Il y a de la carmélite chez Véra Nabokov, née Slonim, qui ne cessa pas un instant d’être l’aide de camp et l’aide-mémoire de son prestigieux mari Vladimir, depuis leur mariage, en 1925, jusqu’à la mort de celui-ci, en 1977. Pendant cinquante ans, elle lui servit à la fois : d’épouse (et de mère du petit Dmitri) ; de lectrice et d’admiratrice numéro un (c’est d’ailleurs en lui récitant ses propres poèmes que Véra avait séduit son futur époux) ; de dactylo (en quatre langues) ; de documentaliste ; d’agent littéraire ; de juriste virtuose du droit d’auteur ; de conseillère fiscale ; de chauffeur ; et même de garde du corps (elle avait un permis de port d’armes). Quand l’écrivain devint professeur de littérature russe aux États-Unis, son épouse assura pour lui l’organisation matérielle de l’enseignement (Nabokov manquait à ce point de sens pratique qu’il se perdait dans sa propre université), la correction des copies, l’accompagnement des élèves. Elle était présente aussi pendant le cours (qu’elle donnait parfois à sa place), mais n’intervenait que pour apporter des précisions ou empêcher son mari de faire des plaisanteries trop scabreuses. Elle suivit celui-ci jusque dans sa passion dévorante des papillons, comme chasseuse et organisatrice de collection. Incidemment, c’est elle qui sauva
Lolita du feu quand Vladimir voulut brûler l’ouvrage. Le tout sur fond de finances longtemps très précaires, de bouleversements historiques et de déménagements incessants depuis l’Allemagne jusqu’à la Suisse en passant par la France et les États-Unis (1).
Les lettres que Vladimir adressait quotidiennement à Vera dès qu’ils étaient séparés (circonstance de plus en plus rare au fil des ans) dévoilent la gratitude et surtout l’amour qu’il lui vouait – un amour hyperbolique et presque constant. Duncan White évoque dans le
Telegraph l’abondance des mots doux animaliers (« mon petit chat », « ma petite oie », « mon oiseau de paradis ») que Vladimir réservait à Véra. Ian Thomson note quant à lui dans le
Guardian que « Nabokov fut sans aucun doute l’écrivain au mariage le plus heureux du XXe siècle ».

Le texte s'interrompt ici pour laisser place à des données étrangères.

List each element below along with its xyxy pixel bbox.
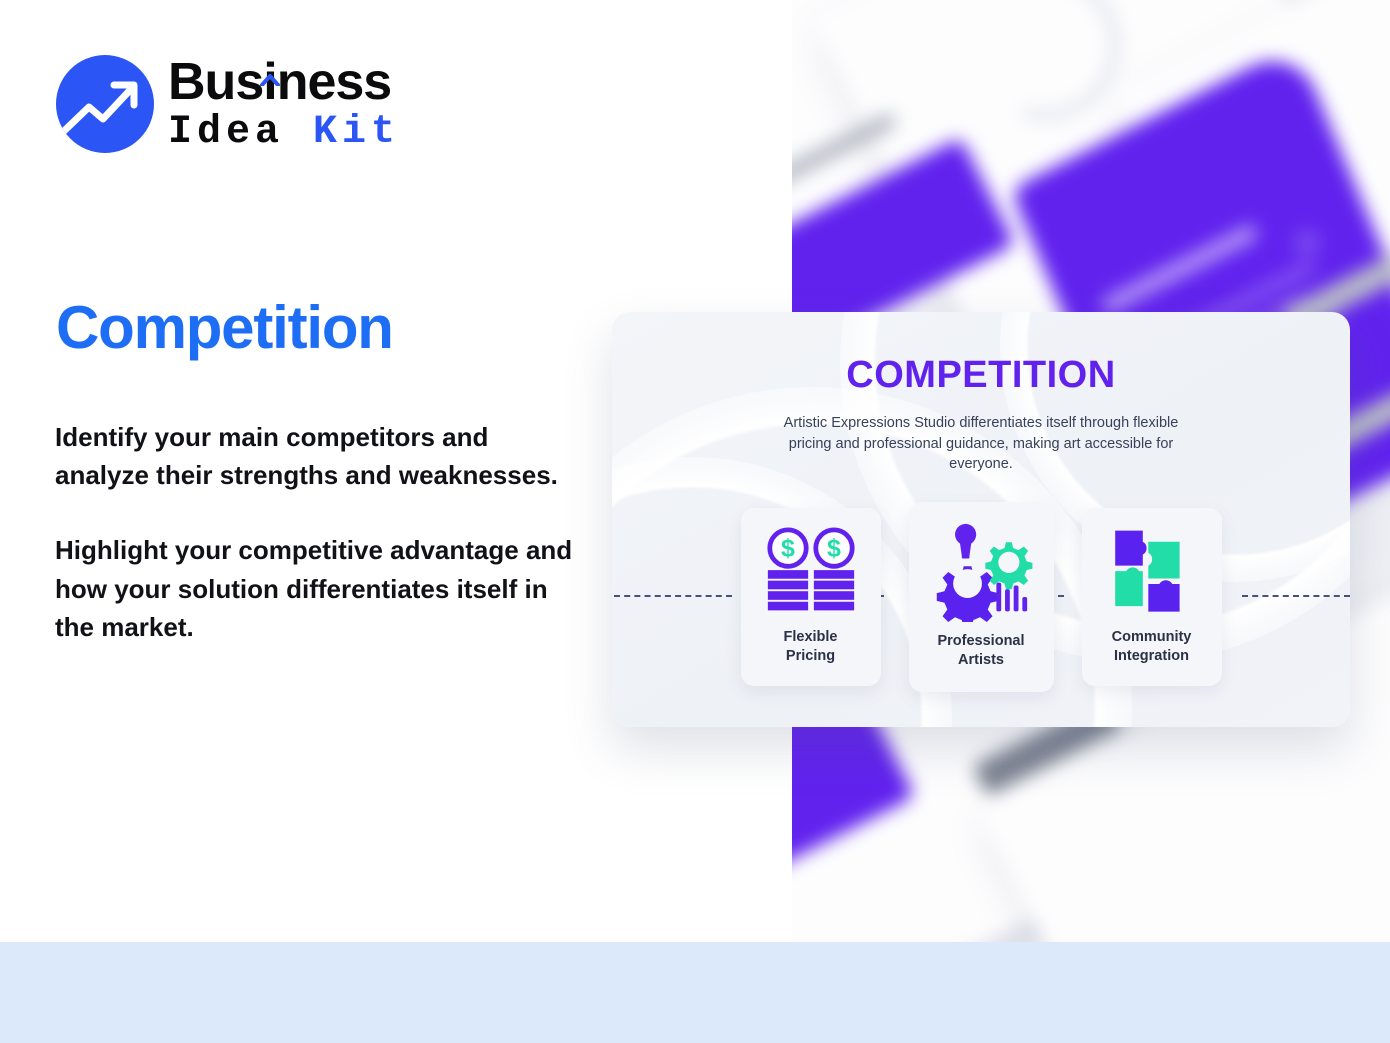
feature-tile-label: Community Integration [1112, 628, 1192, 665]
body-paragraph: Identify your main competitors and analy… [55, 418, 585, 494]
feature-tiles: $ $ [612, 502, 1350, 692]
feature-tile-label-line2: Artists [937, 651, 1024, 670]
feature-tile-label-line1: Flexible [784, 628, 838, 647]
feature-tile-community-integration[interactable]: Community Integration [1082, 508, 1222, 686]
feature-tile-label: Flexible Pricing [784, 628, 838, 665]
preview-title: COMPETITION [612, 354, 1350, 397]
preview-description: Artistic Expressions Studio differentiat… [781, 413, 1181, 475]
feature-tile-label-line1: Professional [937, 632, 1024, 651]
feature-tile-label-line2: Pricing [784, 647, 838, 666]
body-copy: Identify your main competitors and analy… [55, 418, 585, 646]
brand-name-line2: Idea Kit [168, 113, 400, 153]
brand-wordmark: Business Idea Kit [168, 56, 400, 153]
page-title: Competition [56, 296, 393, 359]
gears-lightbulb-chart-icon [927, 518, 1035, 626]
puzzle-pieces-icon [1106, 524, 1198, 622]
brand-name-suffix: ness [277, 53, 392, 111]
brand-name-line1: Business [168, 56, 400, 108]
brand-subtitle-primary: Idea [168, 110, 284, 155]
circumflex-accent-icon [260, 43, 280, 55]
brand-name-prefix: Bus [168, 53, 263, 111]
feature-tile-professional-artists[interactable]: Professional Artists [909, 502, 1054, 692]
slide-preview-card[interactable]: COMPETITION Artistic Expressions Studio … [612, 312, 1350, 727]
slide-page: Business Idea Kit Competition Identify y… [0, 0, 1390, 1043]
body-paragraph: Highlight your competitive advantage and… [55, 531, 585, 646]
svg-text:$: $ [827, 535, 841, 563]
brand-subtitle-accent: Kit [313, 110, 400, 155]
feature-tile-label-line2: Integration [1112, 647, 1192, 666]
bottom-accent-strip [0, 942, 1390, 1043]
brand-logo[interactable]: Business Idea Kit [56, 55, 400, 153]
feature-tile-label-line1: Community [1112, 628, 1192, 647]
svg-text:$: $ [781, 535, 795, 563]
feature-tile-label: Professional Artists [937, 632, 1024, 669]
coin-stacks-dollar-icon: $ $ [761, 524, 861, 622]
feature-tile-flexible-pricing[interactable]: $ $ [741, 508, 881, 686]
trending-up-arrow-icon [56, 55, 154, 153]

On présume sans peine que cet amour était partagé. Présume, car toutes les lettres signées de Véra ont disparu. Il est probable qu’elle les a détruites, une fois veuve, parce qu’elle les trouvait indigentes comparées à celles qu’elle-même avait reçues (Vladimir lui faisait d’ailleurs souvent reproche de leur manque de fréquence et de « qualité », surtout lorsqu’elles étaient composées de « petits gémissements économiques »).
Il est vrai que les lettres de l’écrivain à sa femme, réunies pour la première fois dans un volume paru chez l’éditeur américain Knopf, relèvent de l’art plus que de l’éclairage biographique. S’y reflète toute la palette des talents de l’auteur : son style percutant, sa drôlerie, sa curiosité, « sa sensuelle attention au détail » (la formule est de Thomson), et même son sens de la fiction. Celui-ci fut particulièrement mis à contribution lorsque, en 1937, Nabokov entretint à Paris une relation intense et très publique avec une jeune Russe, tandis que sa femme attendait en Allemagne de pouvoir le rejoindre. La liaison était dissimulée dans les lettres sous un fatras de déclarations, de démentis, de détails complètement accessoires. Véra n’était pas dupe. Rapidement, elle demanda à son époux de choisir. Ce qu’il fit presque sans hésiter.
Il est d’autant plus ironique que Véra se soit auto-exclue de la correspondance conjugale que c’est elle qui produisait presque tout le courrier officiel des Nabokov, même les lettres signées Vladimir – ou plutôt « VN », ce qui entretenait l’ambiguïté. C’est peu dire que le couple faisait équipe : elle et lui faisaient agenda et même journal intime commun (avec récit de leurs rêves). La gloire qui arriva avec Lolita n’altéra en rien la façon d’être de Véra auprès de son mari. Elle se contenta de juger cette reconnaissance un peu tardive mais totalement méritée, et d’en savourer les retombées. Comme l’écrit joliment sa biographe Stacy Schiff (
Véra Nabokov, Grasset, 1999), « elle n’était pas dans l’ombre de son mari, mais dans sa lumière ».
Notes
1. Véra et Vladimir Nabokov étaient tous deux exilés à Berlin lors de leur rencontre ; ils ont émigré aux États-Unis en 1940.